Simply as the times have been getting darker, Finlayson entered with the spark for the Away Is Mine materials. “Gord wasn’t considering, ‘I gotta make one other document earlier than I die!’ ” says Patrick. “I imply, Introduce Yerself was a rush [for that reason], as a result of he didn’t know what else to do. That’s the way in which he communicated, that was his language, and he thought, ‘Oh my god, I’ve all these folks to thank, all this gratitude.’ That document got here quick and livid.” So did Away Is Mine, however with out the emotional weight concerned with its predecessor.
“The world might use this sort of story, this sort of power,” concludes Finlayson. “This album has been an incredible companion for me. Coping with Gord’s sickness, his demise, having all these items and being with him and making this document, it was an excellent grieving software, a solution to honour him, and it continues to be that. It’s been three years now [since his death], which looks as if a very long time in some methods, but additionally the right time to place it out—world pandemic be damned. It’s like an previous pal checking in.”

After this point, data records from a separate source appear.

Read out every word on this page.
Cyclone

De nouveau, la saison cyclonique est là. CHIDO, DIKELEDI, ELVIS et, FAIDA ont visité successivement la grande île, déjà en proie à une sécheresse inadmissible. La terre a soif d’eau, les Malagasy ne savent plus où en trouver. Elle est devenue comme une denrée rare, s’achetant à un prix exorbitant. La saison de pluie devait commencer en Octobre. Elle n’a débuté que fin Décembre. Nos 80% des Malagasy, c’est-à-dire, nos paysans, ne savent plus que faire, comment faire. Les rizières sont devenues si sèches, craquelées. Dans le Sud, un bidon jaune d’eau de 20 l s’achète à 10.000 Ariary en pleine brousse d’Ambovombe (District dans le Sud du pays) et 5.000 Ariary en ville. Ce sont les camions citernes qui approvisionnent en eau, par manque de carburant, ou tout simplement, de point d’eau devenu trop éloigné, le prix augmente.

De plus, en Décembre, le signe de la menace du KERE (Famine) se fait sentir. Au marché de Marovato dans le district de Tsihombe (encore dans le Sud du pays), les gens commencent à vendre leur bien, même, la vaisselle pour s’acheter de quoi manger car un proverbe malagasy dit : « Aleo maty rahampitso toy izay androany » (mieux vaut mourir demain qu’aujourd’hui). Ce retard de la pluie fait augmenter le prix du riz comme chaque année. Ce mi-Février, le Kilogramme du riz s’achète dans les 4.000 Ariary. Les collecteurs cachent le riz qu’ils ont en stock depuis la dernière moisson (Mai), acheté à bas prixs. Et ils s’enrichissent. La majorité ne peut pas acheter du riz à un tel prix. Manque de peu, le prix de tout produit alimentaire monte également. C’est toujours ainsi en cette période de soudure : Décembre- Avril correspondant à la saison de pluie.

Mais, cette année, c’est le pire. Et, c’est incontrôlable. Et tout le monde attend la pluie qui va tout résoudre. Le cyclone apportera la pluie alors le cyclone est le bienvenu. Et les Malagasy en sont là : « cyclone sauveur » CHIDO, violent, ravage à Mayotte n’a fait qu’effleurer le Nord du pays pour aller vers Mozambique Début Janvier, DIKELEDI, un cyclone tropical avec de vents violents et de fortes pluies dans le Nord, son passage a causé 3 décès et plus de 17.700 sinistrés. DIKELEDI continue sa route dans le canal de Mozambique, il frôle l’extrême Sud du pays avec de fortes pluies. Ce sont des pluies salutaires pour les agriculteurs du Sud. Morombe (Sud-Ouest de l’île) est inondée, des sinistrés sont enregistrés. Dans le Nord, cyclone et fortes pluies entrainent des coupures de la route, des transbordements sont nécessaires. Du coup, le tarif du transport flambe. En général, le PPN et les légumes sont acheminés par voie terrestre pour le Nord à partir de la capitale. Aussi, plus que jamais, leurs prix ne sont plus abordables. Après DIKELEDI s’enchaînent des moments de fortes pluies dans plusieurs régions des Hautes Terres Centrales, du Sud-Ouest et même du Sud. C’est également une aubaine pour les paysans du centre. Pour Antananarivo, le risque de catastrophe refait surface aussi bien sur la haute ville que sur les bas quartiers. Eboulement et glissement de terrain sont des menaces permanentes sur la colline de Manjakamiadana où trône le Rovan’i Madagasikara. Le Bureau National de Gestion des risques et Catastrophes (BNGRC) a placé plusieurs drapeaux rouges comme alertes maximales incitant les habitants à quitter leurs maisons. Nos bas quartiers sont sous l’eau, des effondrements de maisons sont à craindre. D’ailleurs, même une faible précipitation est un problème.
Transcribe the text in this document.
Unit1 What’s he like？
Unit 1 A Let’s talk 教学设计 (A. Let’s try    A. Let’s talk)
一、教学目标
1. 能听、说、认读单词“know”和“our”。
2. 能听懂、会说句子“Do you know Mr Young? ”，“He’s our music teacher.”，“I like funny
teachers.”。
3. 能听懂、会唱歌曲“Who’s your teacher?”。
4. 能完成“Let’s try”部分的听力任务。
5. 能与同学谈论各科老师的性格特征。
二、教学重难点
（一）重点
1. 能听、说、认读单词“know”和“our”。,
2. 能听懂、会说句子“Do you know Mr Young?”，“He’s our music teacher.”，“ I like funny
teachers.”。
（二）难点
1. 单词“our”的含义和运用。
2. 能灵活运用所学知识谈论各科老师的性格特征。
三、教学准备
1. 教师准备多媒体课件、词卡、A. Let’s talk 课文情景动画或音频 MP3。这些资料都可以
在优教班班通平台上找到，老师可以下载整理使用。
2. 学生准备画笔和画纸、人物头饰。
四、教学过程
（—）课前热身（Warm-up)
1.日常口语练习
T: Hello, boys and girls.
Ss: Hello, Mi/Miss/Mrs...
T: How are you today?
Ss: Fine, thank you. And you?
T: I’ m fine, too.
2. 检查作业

Excluding the game-changing Secret Path, Gord Downie’s solo information are extremely underrated, and unheard even by some large Hip followers. In business phrases, they paled subsequent to the Tragically Hip’s gross sales figures. Oddly sufficient, there are some followers who nonetheless wish to see a Downie entrance the Tragically Hip. “I can’t inform you how many individuals inform me I ought to exchange Gord,” laughs the soft-spoken Patrick. “It was even Gord’s concept! In the beginning [of the diagnosis], when he was so scrambled, he was so fearful about [the Hip’s] profession ending, and cash and every little thing. Then he instructed [his daughter] Willo, who can actually sing.” Neither have been remotely . Nor was the band: the long-lasting Canadian band is completed, for all intents and functions, even when most of them joined previous pal Hugh Dillon of the Headstones on stage at a 2019 profit in Kingston, Ont., to carry out a number of Hip tunes, and even when guitarist Paul Langlois sang a wholesome dose of Hip materials as a visitor of the Skydiggers at a collection of dates that very same summer time.
That stated, the vaults are opening. The Hip reunited with authentic supervisor Jake Gold earlier this yr, they usually’re able to unearth all types of treasures, beginning with outtakes from 1991’s Street Apples. There’s additionally a decade-in-the-making solo album Downie made with producer Bob Rock, which is someplace on the singer’s arduous drive. We’ve hardly heard the final of him but.
Gord Downie is gone. Gord Downie will all the time be right here.